Urogenital defects in live births to women dispensed clomiphene citrate: A study within a whole of population birth cohort. (128748)

Michael Davies 1 , Alice Rumbold 2 , Renae Fernandez 1 , Lynne Giles 1 , Heather McElroy 1 , Vivienne Moore 1
  1. University of Adelaide, Adelaide, SA, Australia
  2. SAHMRI, Adelaide, SA, Australia

Abstract

The impact of environmental endocrine disruptors on urogenital anomalies has been reported in numerous species. However, quantifying robust models in humans is difficult due to the lack of precision on exposures and time precedence.

We address these issues by reporting on the therapeutic administration of a selective estrogen receptor modulator (SERM), clomiphene citrate, for the treatment of sub-fertility and the subsequent occurrence of urogenital defects in children born after a defined periconceptional exposure window.
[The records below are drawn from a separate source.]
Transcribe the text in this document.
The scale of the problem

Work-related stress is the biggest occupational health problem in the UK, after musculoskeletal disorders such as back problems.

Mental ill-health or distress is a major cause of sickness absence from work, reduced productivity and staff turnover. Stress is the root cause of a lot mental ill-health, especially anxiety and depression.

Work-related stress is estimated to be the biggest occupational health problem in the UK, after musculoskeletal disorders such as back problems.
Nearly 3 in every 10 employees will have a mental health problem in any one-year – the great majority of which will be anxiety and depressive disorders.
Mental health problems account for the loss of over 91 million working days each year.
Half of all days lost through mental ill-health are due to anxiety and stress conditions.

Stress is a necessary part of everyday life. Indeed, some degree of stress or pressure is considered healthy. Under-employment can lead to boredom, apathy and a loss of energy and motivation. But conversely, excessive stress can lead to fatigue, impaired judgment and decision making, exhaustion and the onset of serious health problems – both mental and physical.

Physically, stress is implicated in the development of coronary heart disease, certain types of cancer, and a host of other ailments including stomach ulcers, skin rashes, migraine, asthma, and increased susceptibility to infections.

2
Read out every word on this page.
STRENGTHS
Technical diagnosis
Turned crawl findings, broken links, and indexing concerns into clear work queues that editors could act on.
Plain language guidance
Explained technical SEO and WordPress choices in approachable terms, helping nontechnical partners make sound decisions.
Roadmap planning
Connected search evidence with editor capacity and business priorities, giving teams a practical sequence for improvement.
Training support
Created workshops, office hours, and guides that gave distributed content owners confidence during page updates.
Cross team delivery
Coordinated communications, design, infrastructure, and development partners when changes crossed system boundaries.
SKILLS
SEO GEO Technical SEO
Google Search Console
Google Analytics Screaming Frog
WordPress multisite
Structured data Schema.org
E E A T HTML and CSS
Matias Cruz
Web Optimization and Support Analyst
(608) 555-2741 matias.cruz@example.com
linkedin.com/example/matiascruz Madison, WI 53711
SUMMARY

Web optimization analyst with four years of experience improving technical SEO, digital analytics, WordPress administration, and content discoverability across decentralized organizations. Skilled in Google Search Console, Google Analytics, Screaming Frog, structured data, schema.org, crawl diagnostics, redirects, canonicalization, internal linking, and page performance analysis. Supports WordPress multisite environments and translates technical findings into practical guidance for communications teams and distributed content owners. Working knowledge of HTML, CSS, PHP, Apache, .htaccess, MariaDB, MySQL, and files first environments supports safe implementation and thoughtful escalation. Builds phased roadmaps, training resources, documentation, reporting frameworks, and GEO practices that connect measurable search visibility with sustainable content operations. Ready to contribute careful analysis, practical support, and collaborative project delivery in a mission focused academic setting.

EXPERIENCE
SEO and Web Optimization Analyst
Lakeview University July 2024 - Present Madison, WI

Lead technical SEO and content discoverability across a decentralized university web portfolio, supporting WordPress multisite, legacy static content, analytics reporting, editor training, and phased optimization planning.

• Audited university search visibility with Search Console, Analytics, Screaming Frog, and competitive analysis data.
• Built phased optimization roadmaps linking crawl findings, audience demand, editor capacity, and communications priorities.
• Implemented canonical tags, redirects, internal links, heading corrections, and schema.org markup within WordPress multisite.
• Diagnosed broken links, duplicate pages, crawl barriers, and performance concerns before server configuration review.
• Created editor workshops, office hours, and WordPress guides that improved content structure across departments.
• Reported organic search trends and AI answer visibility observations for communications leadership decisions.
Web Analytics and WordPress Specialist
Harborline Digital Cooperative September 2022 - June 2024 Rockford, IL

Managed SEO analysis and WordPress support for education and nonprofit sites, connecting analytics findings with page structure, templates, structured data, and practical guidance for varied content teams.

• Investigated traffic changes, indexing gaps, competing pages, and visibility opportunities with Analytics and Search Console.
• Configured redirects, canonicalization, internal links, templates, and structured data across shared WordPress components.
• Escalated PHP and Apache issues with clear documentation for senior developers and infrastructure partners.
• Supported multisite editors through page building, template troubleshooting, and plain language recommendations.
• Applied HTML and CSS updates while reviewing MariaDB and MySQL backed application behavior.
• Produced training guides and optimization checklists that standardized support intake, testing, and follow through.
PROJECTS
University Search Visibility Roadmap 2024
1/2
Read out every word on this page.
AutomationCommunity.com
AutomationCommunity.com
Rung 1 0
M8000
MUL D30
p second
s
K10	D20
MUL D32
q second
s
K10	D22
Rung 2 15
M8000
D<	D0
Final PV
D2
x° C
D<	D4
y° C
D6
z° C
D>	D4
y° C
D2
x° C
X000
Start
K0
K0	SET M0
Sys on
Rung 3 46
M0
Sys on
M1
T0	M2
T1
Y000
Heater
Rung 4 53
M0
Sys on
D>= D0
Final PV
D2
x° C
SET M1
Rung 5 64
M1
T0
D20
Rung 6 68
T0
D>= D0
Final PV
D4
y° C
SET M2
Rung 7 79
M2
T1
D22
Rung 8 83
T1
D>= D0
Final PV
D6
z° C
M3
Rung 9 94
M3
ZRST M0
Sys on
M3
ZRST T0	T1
We employed a population-based cohort study of South Australia by linking all records from the state-wide perinatal registry for births between July 2003 and December 2011, including defects coded to ICD9 and BPA, with Commonwealth government data on pharmaceutical dispensing in the national Pharmaceutical Benefits Scheme (PBS), which includes individual level prescribing and dispensing of drugs for ovulation induction, including clomiphene citrate (CC).

De-identified pregnancy outcome data for all births in South Australia were linked to individual level national prescription data to examine the prevalence of urogenital birth defects (>20 weeks gestation) for births occurring between July 2003 and December 2011 following clomiphene citrate dispensing, with 5-years follow-up for defect notifications. Multivariate analysis in STATA within a Secure Unified Research Environment (SURE) was used to calculate odds ratios, adjusted for maternal confounders and socioeconomic circumstance. The analysis was restricted to singleton births.

Following CC exposure proximal to conception, the risk of urogenital defects was elevated in singletons (OR = 1.66, CI=1.28 -, 2.15) and approximately doubled in male babies 1.92 (1.47, 2.52), with no substantial effect in females.

The sex-specific effect is consistent with a causal role for clomiphene citrate.  The apparent absence of effect in females is not reassuring as clomiphene citrate is known to cause reproductive anomalies in females, which may may need decades for their full expression.